Bir masaldan diğerine çevikçe çene düşüren ninemin yaşı bir asra yakındı. Yaşını soranlara belli bir tarih söylemezdi. Her zamanki şakacılığıyla, “Birinci Dünya Savaşı daha başlamadan doğmuşum.” derdi ancak Birinci Dünya Savaşı’ndan kaç yıl önce doğduğunu asla söylemezdi. Niçin böyle davrandığını bilmezdim. Belki de gerçekten bilmiyordu yaşını. Onun zamanında doğan kaç kişi geçekten yaşını biliyordu ki o da bilsin. Herkesin yaşı takribi olarak hesaplanır ya evlenirken ya da askere giderken nüfusa kaydedilirdi. Doğum gününü, ayını bırakın yıl bile şüpheli yazılırdı. Önemli olaylar doğum yılını belirlemede başvurulan en önemli işaretlerdi.
Ninem, bütün sevecenliğiyle gözlüğünün kalın camları arkasından bana gülümser, sonra sesinin en tatlı tonuyla “bir varmış, bir yokmuş”la başlayan masallar anlatırdı. Masalları hiç bitmezdi ninemin veya ben içinde yaşadığım masalların bittiğini hiç duymazdım. Masal bitmeden uykunun tatlı bahçesine giriverirdim. Bütün uykularımın giriş kapısının anahtarı ninemin masallarıydı.
Ninemin masalları neredeyse kışlık ve yazlık diye ikiye ayrılırdı. Kış masalları saraylarda, köşklerde geçerdi. Kışın kızgın soba üstünde patlayan kestaneler masallarımıza eşlik ederdi. Bu masallarda padişahların, şehzadelerin, peri kızlarının biri gelir, biri giderdi. Ben bazılarında küçük şehzade olur, Keloğlan olurdum. Bundan da büyük bir mutluluk duyardım. Çünkü hep iyi şeyler yapardım. Devleri dize getirir, ejderhalara dünyayı dar ederdim. Peri kızlarıyla arkadaşlık eder, hayvanlarla konuşurdum. Gerektiğinde gücümü, aklımı yerli yerinde kullanırdım. Gökten düşen elmaların biri mutlaka benim olurdu ama ben elmaların gökten düştüğünü görmezdim.

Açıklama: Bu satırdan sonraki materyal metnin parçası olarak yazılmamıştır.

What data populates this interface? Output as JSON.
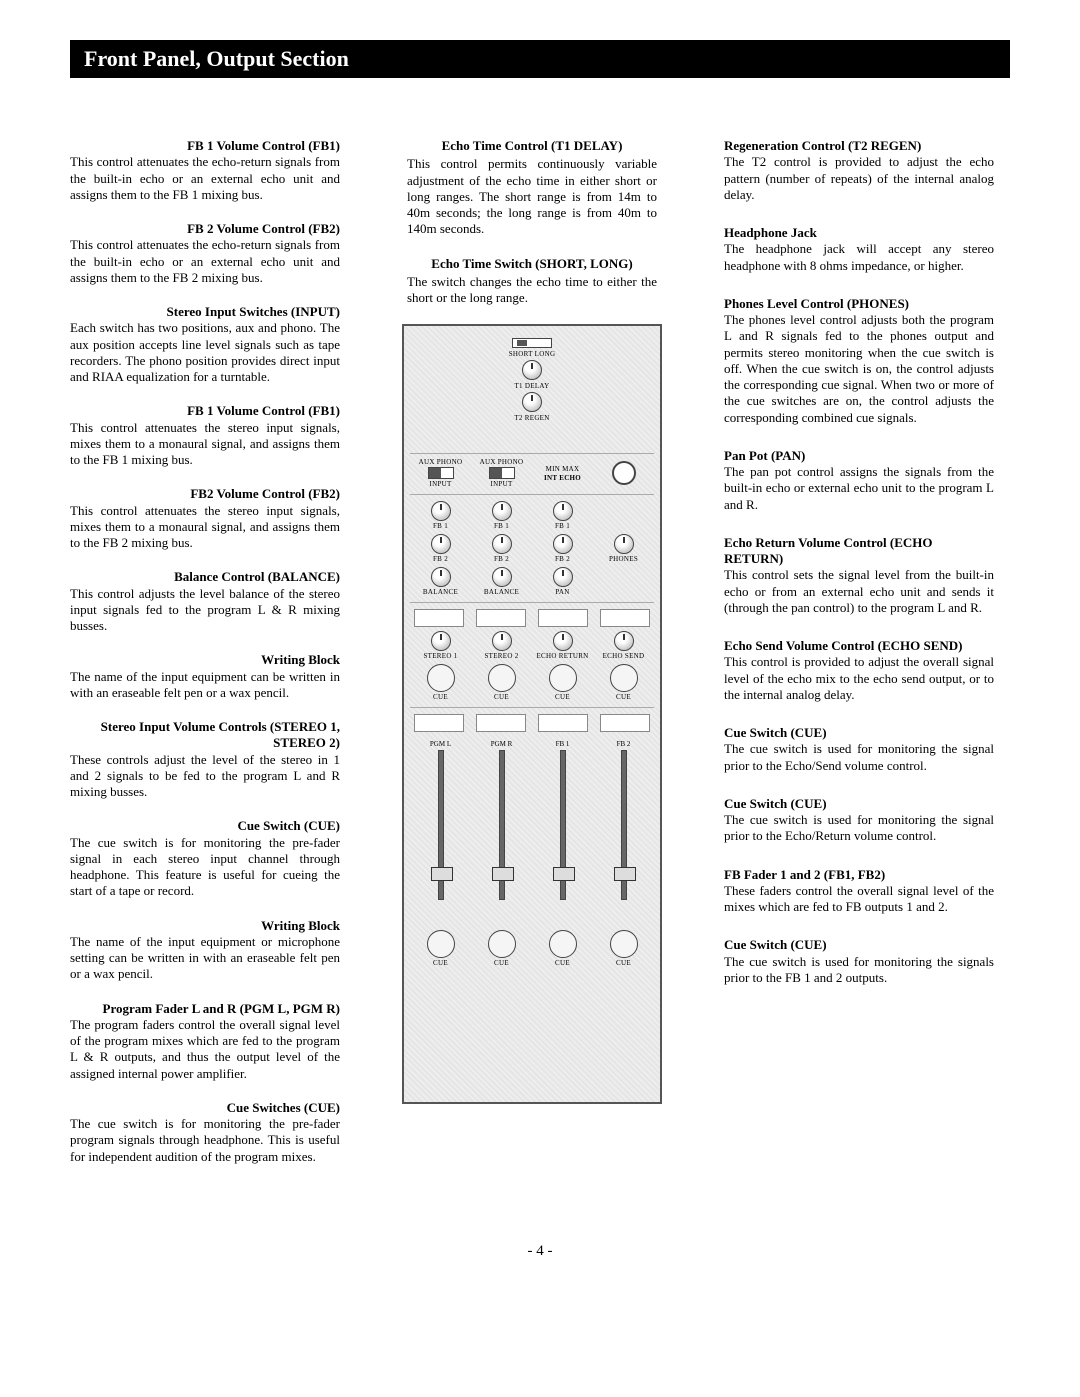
{
  "header": {
    "title": "Front Panel, Output Section"
  },
  "colors": {
    "page_bg": "#ffffff",
    "header_bg": "#000000",
    "header_fg": "#ffffff",
    "text": "#000000",
    "panel_bg": "#eeeeee",
    "panel_border": "#555555",
    "knob_border": "#444444"
  },
  "page_number": "- 4 -",
  "center": {
    "echo_time": {
      "title": "Echo Time Control (T1 DELAY)",
      "body": "This control permits continuously variable adjustment of the echo time in either short or long ranges. The short range is from 14m to 40m seconds; the long range is from 40m to 140m seconds."
    },
    "echo_switch": {
      "title": "Echo Time Switch (SHORT, LONG)",
      "body": "The switch changes the echo time to either the short or the long range."
    }
  },
  "panel": {
    "short_long": "SHORT    LONG",
    "t1": "T1 DELAY",
    "t2": "T2 REGEN",
    "min_max": "MIN        MAX",
    "int_echo": "INT ECHO",
    "input_switch_left": "AUX   PHONO",
    "input_switch_right": "AUX   PHONO",
    "input_label": "INPUT",
    "fb1": "FB 1",
    "fb2": "FB 2",
    "balance": "BALANCE",
    "pan": "PAN",
    "phones": "PHONES",
    "stereo1": "STEREO 1",
    "stereo2": "STEREO 2",
    "echo_return": "ECHO RETURN",
    "echo_send": "ECHO SEND",
    "cue": "CUE",
    "pgml": "PGM L",
    "pgmr": "PGM R",
    "fb1f": "FB 1",
    "fb2f": "FB 2"
  },
  "left": [
    {
      "title": "FB 1 Volume Control (FB1)",
      "body": "This control attenuates the echo-return signals from the built-in echo or an external echo unit and assigns them to the FB 1 mixing bus."
    },
    {
      "title": "FB 2 Volume Control (FB2)",
      "body": "This control attenuates the echo-return signals from the built-in echo or an external echo unit and assigns them to the FB 2 mixing bus."
    },
    {
      "title": "Stereo Input Switches (INPUT)",
      "body": "Each switch has two positions, aux and phono. The aux position accepts line level signals such as tape recorders. The phono position provides direct input and RIAA equalization for a turntable."
    },
    {
      "title": "FB 1 Volume Control (FB1)",
      "body": "This control attenuates the stereo input signals, mixes them to a monaural signal, and assigns them to the FB 1 mixing bus."
    },
    {
      "title": "FB2 Volume Control (FB2)",
      "body": "This control attenuates the stereo input signals, mixes them to a monaural signal, and assigns them to the FB 2 mixing bus."
    },
    {
      "title": "Balance Control (BALANCE)",
      "body": "This control adjusts the level balance of the stereo input signals fed to the program L & R mixing busses."
    },
    {
      "title": "Writing Block",
      "body": "The name of the input equipment can be written in with an eraseable felt pen or a wax pencil."
    },
    {
      "title": "Stereo Input Volume Controls (STEREO 1, STEREO 2)",
      "body": "These controls adjust the level of the stereo in 1 and 2 signals to be fed to the program L and R mixing busses."
    },
    {
      "title": "Cue Switch (CUE)",
      "body": "The cue switch is for monitoring the pre-fader signal in each stereo input channel through headphone. This feature is useful for cueing the start of a tape or record."
    },
    {
      "title": "Writing Block",
      "body": "The name of the input equipment or microphone setting can be written in with an eraseable felt pen or a wax pencil."
    },
    {
      "title": "Program Fader L and R (PGM L, PGM R)",
      "body": "The program faders control the overall signal level of the program mixes which are fed to the program L & R outputs, and thus the output level of the assigned internal power amplifier."
    },
    {
      "title": "Cue Switches (CUE)",
      "body": "The cue switch is for monitoring the pre-fader program signals through headphone. This is useful for independent audition of the program mixes."
    }
  ],
  "right": [
    {
      "title": "Regeneration Control (T2 REGEN)",
      "body": "The T2 control is provided to adjust the echo pattern (number of repeats) of the internal analog delay."
    },
    {
      "title": "Headphone Jack",
      "body": "The headphone jack will accept any stereo headphone with 8 ohms impedance, or higher."
    },
    {
      "title": "Phones Level Control (PHONES)",
      "body": "The phones level control adjusts both the program L and R signals fed to the phones output and permits stereo monitoring when the cue switch is off. When the cue switch is on, the control adjusts the corresponding cue signal. When two or more of the cue switches are on, the control adjusts the corresponding combined cue signals."
    },
    {
      "title": "Pan Pot (PAN)",
      "body": "The pan pot control assigns the signals from the built-in echo or external echo unit to the program L and R."
    },
    {
      "title": "Echo Return Volume Control (ECHO RETURN)",
      "body": "This control sets the signal level from the built-in echo or from an external echo unit and sends it (through the pan control) to the program L and R."
    },
    {
      "title": "Echo Send Volume Control (ECHO SEND)",
      "body": "This control is provided to adjust the overall signal level of the echo mix to the echo send output, or to the internal analog delay."
    },
    {
      "title": "Cue Switch (CUE)",
      "body": "The cue switch is used for monitoring the signal prior to the Echo/Send volume control."
    },
    {
      "title": "Cue Switch (CUE)",
      "body": "The cue switch is used for monitoring the signal prior to the Echo/Return volume control."
    },
    {
      "title": "FB Fader 1 and 2 (FB1, FB2)",
      "body": "These faders control the overall signal level of the mixes which are fed to FB outputs 1 and 2."
    },
    {
      "title": "Cue Switch (CUE)",
      "body": "The cue switch is used for monitoring the signals prior to the FB 1 and 2 outputs."
    }
  ]
}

Yaz mevsiminde ay ve yıldızlar masallarımızın değişmez kahramanları olurdu. Ay, fanusun camında kısık aleviyle aydınlatır gibi aydınlatırdı gecemizi.
Gündüzün bunaltan sıcaklarından kurtulup yaz akşamlarının serinliğine kavuştuğumuzda tek katlı evimizin damında ninem, her masalında bana göz kırpan yıldızları anlatırdı. Ninemin masallarındaki yıldızlarla her gece göz göze gelirdim. Ninem, onların her gece beni görmek için damımızın üstünden geçtiğini söylerdi. Gözlerimin tavanına sıralanan parlak parlak yıldızları takip eder, bazen birinin peşinden bazen diğerinin peşinden giderdim. Bu yıldızların en parlağını kendim için seçerdim. Yıldızım kaymasın diye de için için dua ederdim. Çünkü yıldızın kayması hiç iyi bir şey değildi nineme göre. Onlar Samanyolu’nda kaydırak oynarken, ben uyuduğum yerden arkalarından bakakalırdım.

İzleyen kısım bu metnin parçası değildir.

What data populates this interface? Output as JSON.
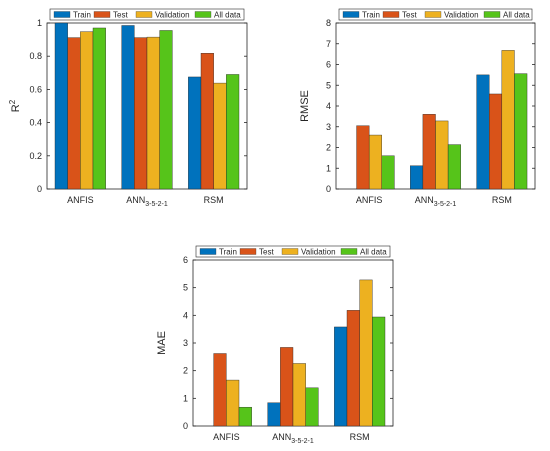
{
  "chart_data": [
    {
      "type": "bar",
      "ylabel": "R",
      "ylabel_sup": "2",
      "ylim": [
        0,
        1
      ],
      "yticks": [
        "0",
        "0.2",
        "0.4",
        "0.6",
        "0.8",
        "1"
      ],
      "categories": [
        {
          "main": "ANFIS",
          "sub": ""
        },
        {
          "main": "ANN",
          "sub": "3-5-2-1"
        },
        {
          "main": "RSM",
          "sub": ""
        }
      ],
      "legend_position": "top",
      "series": [
        {
          "name": "Train",
          "color": "#0072BD",
          "values": [
            1.0,
            0.985,
            0.675
          ]
        },
        {
          "name": "Test",
          "color": "#D95319",
          "values": [
            0.912,
            0.912,
            0.818
          ]
        },
        {
          "name": "Validation",
          "color": "#EDB120",
          "values": [
            0.948,
            0.915,
            0.638
          ]
        },
        {
          "name": "All data",
          "color": "#56C41A",
          "values": [
            0.97,
            0.955,
            0.69
          ]
        }
      ]
    },
    {
      "type": "bar",
      "ylabel": "RMSE",
      "ylabel_sup": "",
      "ylim": [
        0,
        8
      ],
      "yticks": [
        "0",
        "1",
        "2",
        "3",
        "4",
        "5",
        "6",
        "7",
        "8"
      ],
      "categories": [
        {
          "main": "ANFIS",
          "sub": ""
        },
        {
          "main": "ANN",
          "sub": "3-5-2-1"
        },
        {
          "main": "RSM",
          "sub": ""
        }
      ],
      "legend_position": "top",
      "series": [
        {
          "name": "Train",
          "color": "#0072BD",
          "values": [
            0.0,
            1.12,
            5.5
          ]
        },
        {
          "name": "Test",
          "color": "#D95319",
          "values": [
            3.05,
            3.6,
            4.58
          ]
        },
        {
          "name": "Validation",
          "color": "#EDB120",
          "values": [
            2.6,
            3.28,
            6.68
          ]
        },
        {
          "name": "All data",
          "color": "#56C41A",
          "values": [
            1.6,
            2.14,
            5.56
          ]
        }
      ]
    },
    {
      "type": "bar",
      "ylabel": "MAE",
      "ylabel_sup": "",
      "ylim": [
        0,
        6
      ],
      "yticks": [
        "0",
        "1",
        "2",
        "3",
        "4",
        "5",
        "6"
      ],
      "categories": [
        {
          "main": "ANFIS",
          "sub": ""
        },
        {
          "main": "ANN",
          "sub": "3-5-2-1"
        },
        {
          "main": "RSM",
          "sub": ""
        }
      ],
      "legend_position": "top",
      "series": [
        {
          "name": "Train",
          "color": "#0072BD",
          "values": [
            0.0,
            0.84,
            3.58
          ]
        },
        {
          "name": "Test",
          "color": "#D95319",
          "values": [
            2.62,
            2.84,
            4.18
          ]
        },
        {
          "name": "Validation",
          "color": "#EDB120",
          "values": [
            1.66,
            2.26,
            5.28
          ]
        },
        {
          "name": "All data",
          "color": "#56C41A",
          "values": [
            0.68,
            1.38,
            3.94
          ]
        }
      ]
    }
  ]
}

Ninem, sanki bir gökyüzü kaşifiydi. Ayı ve yıldızları o keşfetmişti. Nasıl da yıldızları tanır, her şeylerini bilirdi. Her masalında Ay, yıldız, Samanyolu, Çoban Yıldızı ve daha ismini sayamadığım pek çok gök cisminin adı geçerdi. Sanki bunları o yerlerine yerleştirmişti de her istediğinde, aradığını yerli yerinde bulurdu.
Dinlediğim masalların sayısı arttıkça ben büyüyordum. Büyümek masallara veda etmekmiş meğer. Bunu anladığımda artık iş işten geçmişti.
Ninemden ve masallarından uzaklaşmaya başladığımda geceler kısalmış, zaman yetmez hale gelmişti. Ninemin dizinden kaldırdığım başım artık sert yastıklara emanet olmuş, masalın dünyasından gerçeğin dünyasına düşmüştüm. Sessizleşen ninem bir gün aramızdan ayrılıverdi. Giderken de bütün masallarımı, yıldızlarımı, şehzadeliğimi ve perilerimi beraberinde götürdü. Hayatımda ne parlak yıldız kaldı, ne saray, ne de kocaman yuvarlak yüzüyle gülümseyen ay dedem. Çünkü onun gidişi, benim de masal renkli çocukluğuma hüzünlü vedam oldu.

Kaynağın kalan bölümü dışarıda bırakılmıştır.